While his Toecutter makes the character as interesting and memorable as any grindhouse villain from the era, he doesn’t seem to have aged at all well today. He still doesn’t have any real depth and his theatrics come across as cliched, leaving the character to languish in the dust of obscurity.
Birth of the Gibson Avenger
Mad Max could very well be responsible for starting a lot of things. Apart from the two subsequent films starring Gibson and the 2015 Tom Hardy reboot, it gave us the first type of a character Gibson would end up playing a lot throughout his screen career – the wronged family man thirsty for revenge, perhaps popularised today by Liam Neeson with his extremely successful Taken movies.
Mad Max could have gone a million different directions. As far as frenetic car chases go, it doesn’t even light a candle to its first sequel, Mad Max2: The Road Warrior (1981). RW was the one that really turned this cult flick into cinematic gold; with its chaotic vehicle chases and ultra-violence galore.
Mad Max (1979) features a solitary car-jacking by vaulting, and a technically, a crudely executed one at that. The sequels would go on to churn out a number of these awe-inspiring stunts, each one more impressive than the next, leading us to wonder, what other impressive ideas Miller must have had for the first Mad Max, which the miserly budget of A$400,000 didn’t allow him to realise?
A more generous budget would let Road Warrior inject new life in the franchise and establish a genre of its own synonymous with ragged costumes, sandy expanses and high speed desert chases, effectively inspiring a number of rip-offs, the most notable of which would be Kevin Costner’s Waterworld (1995).

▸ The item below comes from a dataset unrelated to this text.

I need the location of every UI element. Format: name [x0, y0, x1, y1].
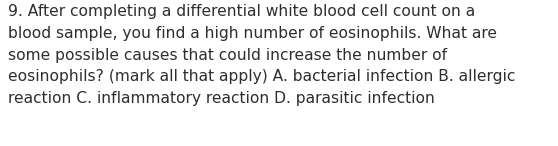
Text: 9. After completing a differential white blood cell count on a
blood sample, you: 9. After completing a differential white…: [8, 4, 516, 106]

Mad Max (1979) started out and ultimately remains a small, no-budget affair. Watching it today it feels much less like the film that birthed a multi-million dollar franchise and much more like the obscure foreign indie it really was. While the pacing is all over the place and the film doesn’t get to the actual ‘madness’ until the final act, I was never bored. It’s a product of an era gone by, a staple of cinema if there ever was one.